His jaw dropped. “John?”

“That’s what he went by back then, I guess. He’s upstairs right now. He may very well die.”

“Oh God.” Jimmy buried his face in his hands.

Grace said, “You know what always bothered me?”

He did not reply.

“Your running away. It doesn’t happen very much—a rock star just giving up like that. There are rumors about Elvis or Jim Morrison, but that’s because they’re dead. There was that movie, Eddie and the Cruisers, but that was a movie. In reality, well, like I said before, the Who didn’t run away after Cincinnati. The Stones didn’t after Altamont Speedway. So why, Jimmy? Why did you run?”

He kept his head low.

“I know about the Allaw connection. It’s just a matter of time before someone puts it together.”

She waited. He dropped his hands away from his face and rubbed them together. He looked toward the security guard. Grace almost took a step back, but she held her ground.

“Do you know why rock concerts used to always start so late?” Jimmy asked.

The question threw her. “What?”

“I said . . .”

“I heard what you said. No, I don’t know why.”

“It’s because we’re so wasted—drunk, stoned, whatever—that our handlers need time to get us sobered up enough to perform.”

“Your point being?”

“That night I nearly passed out from cocaine and alcohol.” His gaze drifted off then, his eyes red. “That’s why there was such a long delay. That was why the crowd got so impatient. If I had been sober, if I had taken the stage on time . . .” He let his voice drift off with a “who knows” shrug.

She didn’t want excuses anymore. “Tell me about Allaw.”

“I can’t believe it.” He shook his head. “John Lawson is your husband? How the hell did that happen?”

She didn’t have an answer. She wondered if she ever would. The heart, she knew, was strange terrain. Could that have been part of the initial attraction, something subconscious, a knowing that they had both survived that terrible night? She flashed back to meeting Jack on that beach. Had it been fate, preordained—or planned? Did Jack want to meet the woman who had come to embody the Boston Massacre?

“Was my husband at the concert that night?” she asked.

“What, you don’t know?”

“We can play this two ways, Jimmy. One, I can pretend I know everything and just want confirmation. But I don’t. I may never know the truth, if you don’t tell me. You may be able to keep your secret. But I’ll keep looking. So will Carl Vespa and the Garrisons and the Reeds and the Weiders.”

He looked up, his face so like a child’s.

“But two—and I think this is more important—you can’t live with yourself anymore. You came to my house needing absolution. You know it’s time.”

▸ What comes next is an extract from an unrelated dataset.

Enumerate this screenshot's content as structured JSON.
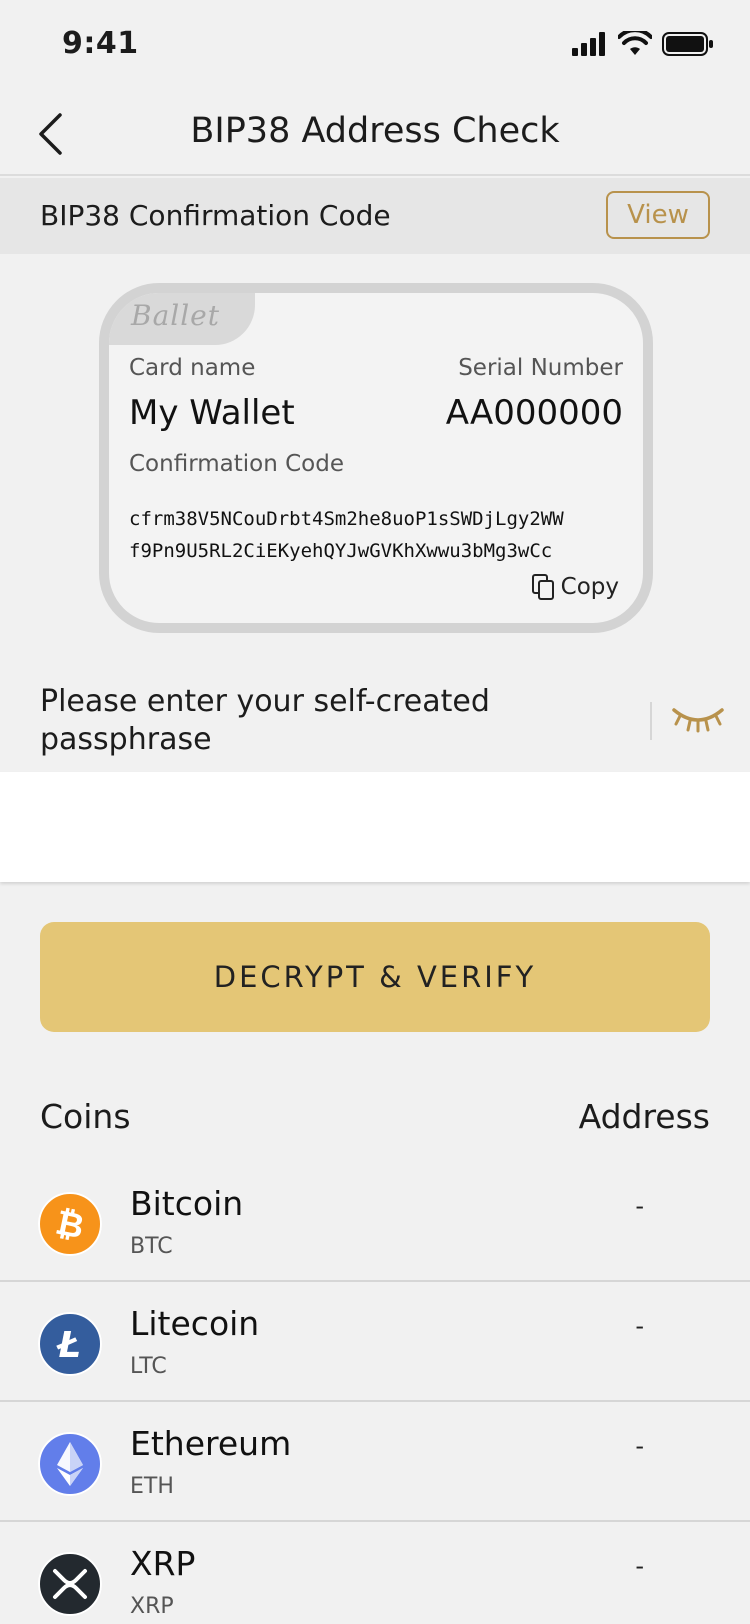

He lowered his head. Grace heard the sobs. They wracked his body. Grace did not say a word. She did not put a hand on his shoulder. The security guard glanced over. The receptionist looked up from her magazine. But that was all. This was a hospital. Adults weeping were hardly foreign in this environment. They both looked away. A minute later Jimmy’s sobs started to quiet. His shoulders no longer shook.

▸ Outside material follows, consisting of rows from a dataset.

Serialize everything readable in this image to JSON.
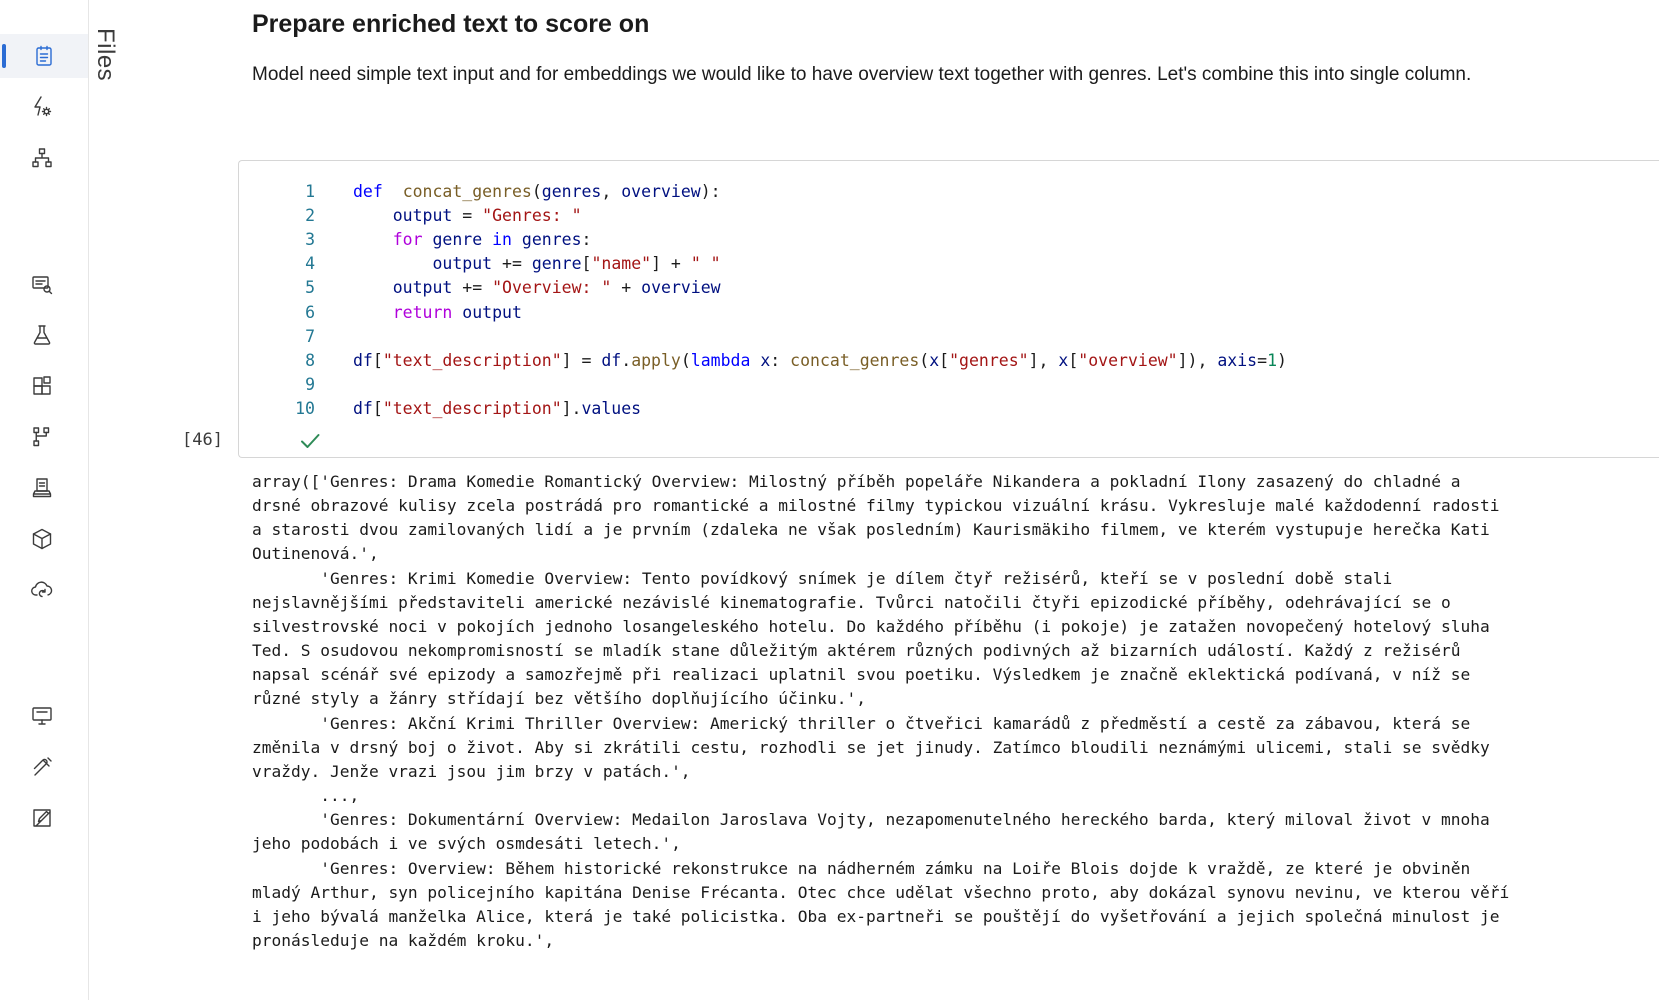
{
  "activity_bar": {
    "items": [
      {
        "name": "notebooks-icon",
        "active": true
      },
      {
        "name": "automated-ml-icon",
        "active": false
      },
      {
        "name": "designer-icon",
        "active": false
      },
      {
        "name": "data-icon",
        "active": false
      },
      {
        "name": "experiments-icon",
        "active": false
      },
      {
        "name": "pipelines-icon",
        "active": false
      },
      {
        "name": "models-icon",
        "active": false
      },
      {
        "name": "endpoints-icon",
        "active": false
      },
      {
        "name": "environments-icon",
        "active": false
      },
      {
        "name": "cloud-sync-icon",
        "active": false
      },
      {
        "name": "compute-icon",
        "active": false
      },
      {
        "name": "datastores-icon",
        "active": false
      },
      {
        "name": "data-labeling-icon",
        "active": false
      }
    ],
    "accent_color": "#2b6cd4"
  },
  "files_tab": {
    "label": "Files"
  },
  "markdown": {
    "heading": "Prepare enriched text to score on",
    "paragraph": "Model need simple text input and for embeddings we would like to have overview text together with genres. Let's combine this into single column."
  },
  "code_cell": {
    "execution_count": "[46]",
    "status": "success",
    "lines": [
      {
        "n": "1",
        "tokens": [
          [
            "kw",
            "def"
          ],
          [
            "",
            "  "
          ],
          [
            "fn",
            "concat_genres"
          ],
          [
            "",
            "("
          ],
          [
            "var",
            "genres"
          ],
          [
            "",
            ", "
          ],
          [
            "var",
            "overview"
          ],
          [
            "",
            "):"
          ]
        ]
      },
      {
        "n": "2",
        "tokens": [
          [
            "",
            "    "
          ],
          [
            "var",
            "output"
          ],
          [
            "",
            " = "
          ],
          [
            "str",
            "\"Genres: \""
          ]
        ]
      },
      {
        "n": "3",
        "tokens": [
          [
            "",
            "    "
          ],
          [
            "ctl",
            "for"
          ],
          [
            "",
            " "
          ],
          [
            "var",
            "genre"
          ],
          [
            "",
            " "
          ],
          [
            "kw",
            "in"
          ],
          [
            "",
            " "
          ],
          [
            "var",
            "genres"
          ],
          [
            "",
            ":"
          ]
        ]
      },
      {
        "n": "4",
        "tokens": [
          [
            "",
            "        "
          ],
          [
            "var",
            "output"
          ],
          [
            "",
            " += "
          ],
          [
            "var",
            "genre"
          ],
          [
            "",
            "["
          ],
          [
            "str",
            "\"name\""
          ],
          [
            "",
            "] + "
          ],
          [
            "str",
            "\" \""
          ]
        ]
      },
      {
        "n": "5",
        "tokens": [
          [
            "",
            "    "
          ],
          [
            "var",
            "output"
          ],
          [
            "",
            " += "
          ],
          [
            "str",
            "\"Overview: \""
          ],
          [
            "",
            " + "
          ],
          [
            "var",
            "overview"
          ]
        ]
      },
      {
        "n": "6",
        "tokens": [
          [
            "",
            "    "
          ],
          [
            "ctl",
            "return"
          ],
          [
            "",
            " "
          ],
          [
            "var",
            "output"
          ]
        ]
      },
      {
        "n": "7",
        "tokens": []
      },
      {
        "n": "8",
        "tokens": [
          [
            "var",
            "df"
          ],
          [
            "",
            "["
          ],
          [
            "str",
            "\"text_description\""
          ],
          [
            "",
            "] = "
          ],
          [
            "var",
            "df"
          ],
          [
            "",
            "."
          ],
          [
            "fn",
            "apply"
          ],
          [
            "",
            "("
          ],
          [
            "kw",
            "lambda"
          ],
          [
            "",
            " "
          ],
          [
            "var",
            "x"
          ],
          [
            "",
            ": "
          ],
          [
            "fn",
            "concat_genres"
          ],
          [
            "",
            "("
          ],
          [
            "var",
            "x"
          ],
          [
            "",
            "["
          ],
          [
            "str",
            "\"genres\""
          ],
          [
            "",
            "], "
          ],
          [
            "var",
            "x"
          ],
          [
            "",
            "["
          ],
          [
            "str",
            "\"overview\""
          ],
          [
            "",
            "]), "
          ],
          [
            "var",
            "axis"
          ],
          [
            "",
            "="
          ],
          [
            "num",
            "1"
          ],
          [
            "",
            ")"
          ]
        ]
      },
      {
        "n": "9",
        "tokens": []
      },
      {
        "n": "10",
        "tokens": [
          [
            "var",
            "df"
          ],
          [
            "",
            "["
          ],
          [
            "str",
            "\"text_description\""
          ],
          [
            "",
            "]."
          ],
          [
            "var",
            "values"
          ]
        ]
      }
    ]
  },
  "output_lines": [
    "array(['Genres: Drama Komedie Romantický Overview: Milostný příběh popeláře Nikandera a pokladní Ilony zasazený do chladné a",
    "drsné obrazové kulisy zcela postrádá pro romantické a milostné filmy typickou vizuální krásu. Vykresluje malé každodenní radosti",
    "a starosti dvou zamilovaných lidí a je prvním (zdaleka ne však posledním) Kaurismäkiho filmem, ve kterém vystupuje herečka Kati",
    "Outinenová.',",
    "       'Genres: Krimi Komedie Overview: Tento povídkový snímek je dílem čtyř režisérů, kteří se v poslední době stali",
    "nejslavnějšími představiteli americké nezávislé kinematografie. Tvůrci natočili čtyři epizodické příběhy, odehrávající se o",
    "silvestrovské noci v pokojích jednoho losangeleského hotelu. Do každého příběhu (i pokoje) je zatažen novopečený hotelový sluha",
    "Ted. S osudovou nekompromisností se mladík stane důležitým aktérem různých podivných až bizarních událostí. Každý z režisérů",
    "napsal scénář své epizody a samozřejmě při realizaci uplatnil svou poetiku. Výsledkem je značně eklektická podívaná, v níž se",
    "různé styly a žánry střídají bez většího doplňujícího účinku.',",
    "       'Genres: Akční Krimi Thriller Overview: Americký thriller o čtveřici kamarádů z předměstí a cestě za zábavou, která se",
    "změnila v drsný boj o život. Aby si zkrátili cestu, rozhodli se jet jinudy. Zatímco bloudili neznámými ulicemi, stali se svědky",
    "vraždy. Jenže vrazi jsou jim brzy v patách.',",
    "       ...,",
    "       'Genres: Dokumentární Overview: Medailon Jaroslava Vojty, nezapomenutelného hereckého barda, který miloval život v mnoha",
    "jeho podobách i ve svých osmdesáti letech.',",
    "       'Genres: Overview: Během historické rekonstrukce na nádherném zámku na Loiře Blois dojde k vraždě, ze které je obviněn",
    "mladý Arthur, syn policejního kapitána Denise Frécanta. Otec chce udělat všechno proto, aby dokázal synovu nevinu, ve kterou věří",
    "i jeho bývalá manželka Alice, která je také policistka. Oba ex-partneři se pouštějí do vyšetřování a jejich společná minulost je",
    "pronásleduje na každém kroku.',"
  ]
}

“We met at a gig in Manchester,” Jimmy said, wiping his nose with his sleeve. “I was with a group called Still Night. There were four bands on the roster. One of them was Allaw. That’s how I met your husband. We hung out backstage, getting stoned. He was charming and all, but you have to understand. For me the music was everything. I wanted to make Born to Run, you know. I wanted to change the landscape of music. I ate, slept, dreamed, shat music. Lawson didn’t take it too seriously. The band was fun, that’s all. They had some decent songs, but the vocals and arrangement were totally amateur. Lawson didn’t have any grand illusions about making it big or anything.”

The security guard was whistling again. The receptionist had her nose back in the magazine. A car drove up to the entrance. The guard headed outside and pointed toward the ER.

“Allaw broke up a few months later, I think. So did Still Night. But Lawson and I stayed in touch. When I started up the Jimmy X Band, I almost thought of asking him to join.”